I suppose it’s in large part a question of emphasis. Certainly a professor will send a very different message about the value of literature if they frame things this way:
For this course I’ve decided to assign the Broadview edition of this text [or the Norton, or the Hackett, or the Oxford, or the Penguin—whatever it might be], and I’ve done that for several reasons. It’s an edition that provides a completely reliable text, and annotations that I’m sure you’re going to find helpful. It also includes some background material that’s of real interest, some of which we’ll be referring to in class. Plus, it has a good introduction, which fills in some of the historical and cultural background that I won’t have time to go over with you in class. It will set you back $17 for a brand-new copy of the bound book version, but less than $15 for a used copy—and less than $10 if you decide to buy the e-book. Either way, I strongly encourage you to get this edition, which is classed as an assigned text, not a recommended one; I would really, really like us all to be on the same page! At the same time, I recognize that some of you may be finding it truly difficult to make ends meet, and if that's the case it may well be that even $10 may make a real difference. If you really can’t afford the $10, you will be able to find free versions of this text online. I can’t recommend them—having a good edition of a text really does matter—but I know that some students really are struggling, and I will of course understand if financial constraints force you to go that route.That sends a very, very different message to students—one that can leave students in no doubt that quality does matter, and that literature does have value.
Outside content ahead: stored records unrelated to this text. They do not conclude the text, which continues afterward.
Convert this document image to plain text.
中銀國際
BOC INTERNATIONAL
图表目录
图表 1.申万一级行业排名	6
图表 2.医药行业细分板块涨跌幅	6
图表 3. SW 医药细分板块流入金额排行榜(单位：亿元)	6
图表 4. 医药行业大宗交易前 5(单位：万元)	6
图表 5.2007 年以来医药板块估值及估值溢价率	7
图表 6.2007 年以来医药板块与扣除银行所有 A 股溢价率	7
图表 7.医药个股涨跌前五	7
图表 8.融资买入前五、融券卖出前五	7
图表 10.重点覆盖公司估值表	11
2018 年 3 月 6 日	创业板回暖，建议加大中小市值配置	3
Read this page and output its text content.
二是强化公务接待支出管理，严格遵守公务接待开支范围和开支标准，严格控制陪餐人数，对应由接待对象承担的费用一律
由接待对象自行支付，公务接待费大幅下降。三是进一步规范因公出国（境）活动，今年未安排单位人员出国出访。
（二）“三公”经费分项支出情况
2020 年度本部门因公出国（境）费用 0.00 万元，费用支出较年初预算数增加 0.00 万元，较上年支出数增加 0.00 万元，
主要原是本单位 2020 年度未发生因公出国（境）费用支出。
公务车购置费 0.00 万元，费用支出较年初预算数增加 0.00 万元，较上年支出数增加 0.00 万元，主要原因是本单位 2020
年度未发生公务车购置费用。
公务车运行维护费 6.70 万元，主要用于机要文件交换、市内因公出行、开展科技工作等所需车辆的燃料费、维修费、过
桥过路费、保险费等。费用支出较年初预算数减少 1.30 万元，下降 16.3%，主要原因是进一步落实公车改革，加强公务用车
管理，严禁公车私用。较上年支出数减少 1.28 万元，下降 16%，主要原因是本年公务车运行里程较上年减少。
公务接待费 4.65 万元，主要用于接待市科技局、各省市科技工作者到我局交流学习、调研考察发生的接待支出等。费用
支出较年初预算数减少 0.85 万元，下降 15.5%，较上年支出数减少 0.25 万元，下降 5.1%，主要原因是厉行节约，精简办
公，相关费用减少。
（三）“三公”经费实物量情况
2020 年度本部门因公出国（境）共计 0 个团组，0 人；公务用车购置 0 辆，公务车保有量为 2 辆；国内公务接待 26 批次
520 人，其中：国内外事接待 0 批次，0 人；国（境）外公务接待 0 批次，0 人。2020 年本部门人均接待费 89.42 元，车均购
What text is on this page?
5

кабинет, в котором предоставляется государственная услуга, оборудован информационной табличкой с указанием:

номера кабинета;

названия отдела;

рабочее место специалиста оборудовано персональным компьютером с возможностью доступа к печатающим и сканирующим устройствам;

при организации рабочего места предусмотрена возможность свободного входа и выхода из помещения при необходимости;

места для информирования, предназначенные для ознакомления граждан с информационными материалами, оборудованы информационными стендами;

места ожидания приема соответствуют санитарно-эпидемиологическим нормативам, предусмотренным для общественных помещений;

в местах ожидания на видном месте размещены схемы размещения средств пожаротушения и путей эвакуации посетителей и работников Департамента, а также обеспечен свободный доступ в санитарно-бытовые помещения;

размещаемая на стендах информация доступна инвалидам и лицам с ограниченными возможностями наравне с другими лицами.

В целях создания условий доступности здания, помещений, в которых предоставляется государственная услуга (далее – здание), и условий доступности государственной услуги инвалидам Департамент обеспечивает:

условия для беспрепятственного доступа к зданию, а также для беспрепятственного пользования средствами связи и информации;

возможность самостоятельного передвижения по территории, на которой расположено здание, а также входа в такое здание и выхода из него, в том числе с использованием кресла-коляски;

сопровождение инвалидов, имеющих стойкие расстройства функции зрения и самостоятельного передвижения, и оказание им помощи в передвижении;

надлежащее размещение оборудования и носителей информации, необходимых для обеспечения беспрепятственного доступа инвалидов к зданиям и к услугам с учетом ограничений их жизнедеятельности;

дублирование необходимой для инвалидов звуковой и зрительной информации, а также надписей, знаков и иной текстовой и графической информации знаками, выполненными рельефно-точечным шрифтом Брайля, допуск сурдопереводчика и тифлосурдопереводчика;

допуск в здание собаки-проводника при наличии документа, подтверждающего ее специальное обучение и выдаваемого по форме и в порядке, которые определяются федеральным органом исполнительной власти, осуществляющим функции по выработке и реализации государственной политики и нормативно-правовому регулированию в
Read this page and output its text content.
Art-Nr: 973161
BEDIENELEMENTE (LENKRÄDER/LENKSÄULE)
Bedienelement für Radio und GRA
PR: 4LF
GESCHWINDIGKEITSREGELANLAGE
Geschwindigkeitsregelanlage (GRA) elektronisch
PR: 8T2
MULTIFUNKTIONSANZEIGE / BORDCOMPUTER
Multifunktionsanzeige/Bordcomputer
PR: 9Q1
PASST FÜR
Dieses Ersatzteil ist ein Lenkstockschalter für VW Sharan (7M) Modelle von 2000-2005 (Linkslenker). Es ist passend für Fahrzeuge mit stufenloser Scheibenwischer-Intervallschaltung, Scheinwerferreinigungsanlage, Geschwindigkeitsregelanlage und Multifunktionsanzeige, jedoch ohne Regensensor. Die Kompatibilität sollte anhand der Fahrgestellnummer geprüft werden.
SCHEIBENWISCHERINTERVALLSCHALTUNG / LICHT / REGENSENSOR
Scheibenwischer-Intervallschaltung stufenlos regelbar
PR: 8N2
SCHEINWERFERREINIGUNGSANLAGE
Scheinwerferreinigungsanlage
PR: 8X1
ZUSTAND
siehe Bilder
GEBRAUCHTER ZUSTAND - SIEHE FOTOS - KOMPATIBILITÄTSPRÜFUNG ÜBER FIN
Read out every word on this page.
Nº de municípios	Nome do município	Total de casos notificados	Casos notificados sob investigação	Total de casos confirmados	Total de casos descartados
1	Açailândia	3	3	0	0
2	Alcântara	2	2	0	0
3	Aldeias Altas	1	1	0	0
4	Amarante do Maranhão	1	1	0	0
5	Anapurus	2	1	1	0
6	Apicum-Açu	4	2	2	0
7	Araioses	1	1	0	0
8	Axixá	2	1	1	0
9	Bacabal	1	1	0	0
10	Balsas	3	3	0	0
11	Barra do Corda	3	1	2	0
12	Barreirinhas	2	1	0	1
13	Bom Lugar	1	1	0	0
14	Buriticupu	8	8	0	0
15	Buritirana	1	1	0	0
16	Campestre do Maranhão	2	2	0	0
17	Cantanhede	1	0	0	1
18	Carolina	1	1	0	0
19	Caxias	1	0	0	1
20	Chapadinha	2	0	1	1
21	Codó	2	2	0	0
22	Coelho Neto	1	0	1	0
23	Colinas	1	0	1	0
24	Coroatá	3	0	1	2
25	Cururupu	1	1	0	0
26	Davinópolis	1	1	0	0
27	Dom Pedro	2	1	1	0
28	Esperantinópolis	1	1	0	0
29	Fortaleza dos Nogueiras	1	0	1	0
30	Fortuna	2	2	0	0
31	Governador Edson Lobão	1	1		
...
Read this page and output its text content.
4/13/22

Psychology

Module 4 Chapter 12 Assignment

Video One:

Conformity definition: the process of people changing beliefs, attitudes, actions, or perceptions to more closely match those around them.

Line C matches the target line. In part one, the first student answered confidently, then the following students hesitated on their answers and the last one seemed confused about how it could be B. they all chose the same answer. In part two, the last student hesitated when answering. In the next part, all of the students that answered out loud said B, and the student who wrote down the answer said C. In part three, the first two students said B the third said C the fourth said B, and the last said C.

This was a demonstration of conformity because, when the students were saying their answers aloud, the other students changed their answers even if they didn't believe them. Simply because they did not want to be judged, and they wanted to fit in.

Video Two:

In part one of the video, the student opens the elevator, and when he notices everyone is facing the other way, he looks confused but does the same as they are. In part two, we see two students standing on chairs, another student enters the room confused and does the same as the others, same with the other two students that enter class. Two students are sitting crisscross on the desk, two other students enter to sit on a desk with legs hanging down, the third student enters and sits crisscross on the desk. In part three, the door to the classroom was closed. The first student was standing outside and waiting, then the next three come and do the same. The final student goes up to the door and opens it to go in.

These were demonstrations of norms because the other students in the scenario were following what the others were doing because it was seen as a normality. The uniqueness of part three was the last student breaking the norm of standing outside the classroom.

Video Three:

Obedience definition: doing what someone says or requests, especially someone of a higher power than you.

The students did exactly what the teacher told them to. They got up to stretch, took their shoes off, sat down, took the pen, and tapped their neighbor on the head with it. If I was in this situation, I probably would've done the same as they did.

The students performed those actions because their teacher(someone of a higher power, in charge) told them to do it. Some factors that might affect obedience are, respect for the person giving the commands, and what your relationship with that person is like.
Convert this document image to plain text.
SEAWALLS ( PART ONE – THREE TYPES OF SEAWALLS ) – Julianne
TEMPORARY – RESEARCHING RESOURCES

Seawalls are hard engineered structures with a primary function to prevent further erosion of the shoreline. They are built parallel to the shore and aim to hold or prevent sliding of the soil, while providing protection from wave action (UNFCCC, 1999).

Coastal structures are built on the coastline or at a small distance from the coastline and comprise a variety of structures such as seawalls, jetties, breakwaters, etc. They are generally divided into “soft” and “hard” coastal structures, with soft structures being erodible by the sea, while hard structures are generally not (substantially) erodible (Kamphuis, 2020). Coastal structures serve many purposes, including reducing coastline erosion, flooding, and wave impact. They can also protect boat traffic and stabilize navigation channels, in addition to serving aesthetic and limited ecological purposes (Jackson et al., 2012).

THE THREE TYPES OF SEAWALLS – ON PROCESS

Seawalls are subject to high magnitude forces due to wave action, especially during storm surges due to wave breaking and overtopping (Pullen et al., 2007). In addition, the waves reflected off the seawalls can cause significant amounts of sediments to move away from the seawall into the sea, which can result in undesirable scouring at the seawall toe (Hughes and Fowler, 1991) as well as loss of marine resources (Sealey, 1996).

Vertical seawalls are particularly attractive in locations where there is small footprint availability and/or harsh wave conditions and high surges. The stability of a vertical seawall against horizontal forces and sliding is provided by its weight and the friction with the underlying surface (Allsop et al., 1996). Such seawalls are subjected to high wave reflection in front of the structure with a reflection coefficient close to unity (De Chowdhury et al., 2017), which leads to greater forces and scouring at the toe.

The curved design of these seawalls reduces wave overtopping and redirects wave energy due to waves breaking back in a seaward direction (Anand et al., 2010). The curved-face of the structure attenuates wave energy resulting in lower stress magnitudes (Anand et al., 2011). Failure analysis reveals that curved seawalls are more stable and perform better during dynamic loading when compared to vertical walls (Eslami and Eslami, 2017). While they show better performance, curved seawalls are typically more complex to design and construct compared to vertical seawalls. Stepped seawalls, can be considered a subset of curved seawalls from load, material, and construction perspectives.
Of course it isn’t just with editions of Austen or Plato or Tolstoy or Woolf that these decisions are made. It’s also with editions of lesser-known works—often ones where the only in-print edition represents an effort on the part of its publisher and its academic editor to “recover” a neglected work—to bring it to the attention of academics and students, and to the attention as well of the reading public. It’s very frequently only as a result of such recovery work that a literature instructor becomes aware of a literary work that they then decide to assign to their students. In such cases, it makes an even bigger difference if literature instructors assign the published version rather than digitized versions of nineteenth-century editions of the work that are often available for free online. If the newly published editions of these neglected works do not sell in at least modest quantities, the publisher inevitably comes under strong financial pressure not to commission editions of other neglected works. In my experience, publishers rarely publish new editions of neglected works in the hope of making large profits from them; it’s a side of the business in which it’s very common for publishers to hope merely to break even, while doing something of real value to the academic and literary communities. But if publishers consistently lose money on such ventures—as is increasingly the case, I’m sorry to say—then far fewer such ventures will be undertaken. And the academic and literary worlds will be much, much poorer for it.